A recent beneficial advancement in Dr Kidd’s research has been the development of a triple beamformer that should provide enhanced hearing for individuals with cochlear implants.4 By way of comparison, Dr Kidd noted that the original beamformer had a single-channel output that comprised one spatial filter used to provide sound to one or both ears, but without any difference in the sound that went to the two ears.
“With single channel output, [although] hearing is enhanced, our natural binaural hearing that provides a big advantage in locating sounds is lost,” he said. The investigators are working on multiple beams to focus on the primary sound source of interest. A second beam that is pointed to the right funnels sound only to the right ear, and a third beam pointed to the left funnels sound only to the left ear.
“This approach restores some of the normal binaural hearing in addition to the benefit of the original beam former,” Dr Kidd explained. This restoration, the major feature of the triple beamformer, works by improving the signal-to-noise ratio of the single-channel beam and improves the spatial hearing, by improving the ability to locate sound sources outside the beam.5
In patients with bilateral cochlear implants, the devices work mostly independently of each other, which results in loss of a great deal of the normal binaural spatial hearing. “The triple beamformer enhances the intra-aural differences that lead to spatial location and source segregation,” Dr Kidd stated. He believes that this research approach is promising for this patient population.
The VGHA research is currently confined to the laboratory, and computers perform the signal processing.

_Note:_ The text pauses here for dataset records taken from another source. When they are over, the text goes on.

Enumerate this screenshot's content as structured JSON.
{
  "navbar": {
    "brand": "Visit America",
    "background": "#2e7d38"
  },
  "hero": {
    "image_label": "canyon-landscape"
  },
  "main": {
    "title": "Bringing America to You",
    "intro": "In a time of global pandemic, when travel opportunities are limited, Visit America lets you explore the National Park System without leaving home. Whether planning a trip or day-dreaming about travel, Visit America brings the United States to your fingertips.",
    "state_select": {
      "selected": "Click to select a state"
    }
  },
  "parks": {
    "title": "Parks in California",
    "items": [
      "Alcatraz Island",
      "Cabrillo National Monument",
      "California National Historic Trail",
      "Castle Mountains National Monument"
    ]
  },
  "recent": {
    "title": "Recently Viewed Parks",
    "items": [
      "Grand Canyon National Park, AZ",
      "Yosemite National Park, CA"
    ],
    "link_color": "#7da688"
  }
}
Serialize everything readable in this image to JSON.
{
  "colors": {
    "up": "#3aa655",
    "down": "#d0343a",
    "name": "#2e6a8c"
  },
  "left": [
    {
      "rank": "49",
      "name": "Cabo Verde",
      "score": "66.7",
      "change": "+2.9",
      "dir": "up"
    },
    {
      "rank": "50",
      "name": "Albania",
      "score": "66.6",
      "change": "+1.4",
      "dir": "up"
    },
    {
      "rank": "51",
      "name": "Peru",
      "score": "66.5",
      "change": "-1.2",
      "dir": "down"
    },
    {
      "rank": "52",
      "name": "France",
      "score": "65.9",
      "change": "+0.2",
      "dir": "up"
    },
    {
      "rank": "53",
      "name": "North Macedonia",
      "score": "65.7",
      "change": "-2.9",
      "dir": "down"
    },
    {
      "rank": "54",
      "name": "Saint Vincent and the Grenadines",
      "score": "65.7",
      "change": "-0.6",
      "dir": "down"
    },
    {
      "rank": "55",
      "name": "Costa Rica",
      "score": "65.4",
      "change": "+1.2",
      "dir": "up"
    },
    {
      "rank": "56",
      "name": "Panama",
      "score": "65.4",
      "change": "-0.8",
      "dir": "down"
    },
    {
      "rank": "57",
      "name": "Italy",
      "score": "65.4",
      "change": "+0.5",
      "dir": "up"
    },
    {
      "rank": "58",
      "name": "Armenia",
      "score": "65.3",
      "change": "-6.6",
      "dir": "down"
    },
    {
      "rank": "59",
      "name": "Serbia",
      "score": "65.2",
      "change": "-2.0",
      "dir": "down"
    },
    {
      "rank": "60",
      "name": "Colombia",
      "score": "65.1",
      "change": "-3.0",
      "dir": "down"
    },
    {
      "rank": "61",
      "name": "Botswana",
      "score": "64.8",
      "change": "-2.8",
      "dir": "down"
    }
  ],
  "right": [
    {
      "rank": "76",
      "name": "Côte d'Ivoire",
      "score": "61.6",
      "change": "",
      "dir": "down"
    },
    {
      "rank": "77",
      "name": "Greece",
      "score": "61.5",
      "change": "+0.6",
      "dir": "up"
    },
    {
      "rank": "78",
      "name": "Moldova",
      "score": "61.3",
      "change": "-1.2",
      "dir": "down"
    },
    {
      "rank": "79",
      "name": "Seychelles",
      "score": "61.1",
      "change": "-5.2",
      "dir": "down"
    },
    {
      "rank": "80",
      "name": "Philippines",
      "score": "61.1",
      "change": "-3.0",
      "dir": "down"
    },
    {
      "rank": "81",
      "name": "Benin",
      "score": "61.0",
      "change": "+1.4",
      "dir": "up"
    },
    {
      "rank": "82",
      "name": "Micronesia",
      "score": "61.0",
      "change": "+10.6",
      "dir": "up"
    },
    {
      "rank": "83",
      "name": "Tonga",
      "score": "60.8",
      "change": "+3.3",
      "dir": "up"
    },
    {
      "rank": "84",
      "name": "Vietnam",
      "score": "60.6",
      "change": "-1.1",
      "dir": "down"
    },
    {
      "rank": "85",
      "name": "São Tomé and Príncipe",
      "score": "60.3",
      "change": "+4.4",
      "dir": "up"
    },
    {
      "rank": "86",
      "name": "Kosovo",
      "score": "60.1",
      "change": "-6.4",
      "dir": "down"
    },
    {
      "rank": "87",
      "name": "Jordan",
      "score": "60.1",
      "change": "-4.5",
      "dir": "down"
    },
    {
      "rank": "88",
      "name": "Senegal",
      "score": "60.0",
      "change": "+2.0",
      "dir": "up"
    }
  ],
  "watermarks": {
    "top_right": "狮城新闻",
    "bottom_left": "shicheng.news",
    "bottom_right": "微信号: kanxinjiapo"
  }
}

In addition, for the technology to become commercially available, the portable system would have to be miniaturised and cosmetically acceptable in order to be worn on the head.
Dr Kidd said he anticipates that the technology may be first used in the cochlear implant community. “I hope that this research will lead to building a better hearing aid for solving situations such as the problem at the classical cocktail party,” he concluded. “In addition, the technology is not intended only for people with hearing loss. We believe that even people with normal hearing might benefit from this technology and it could have wide application.”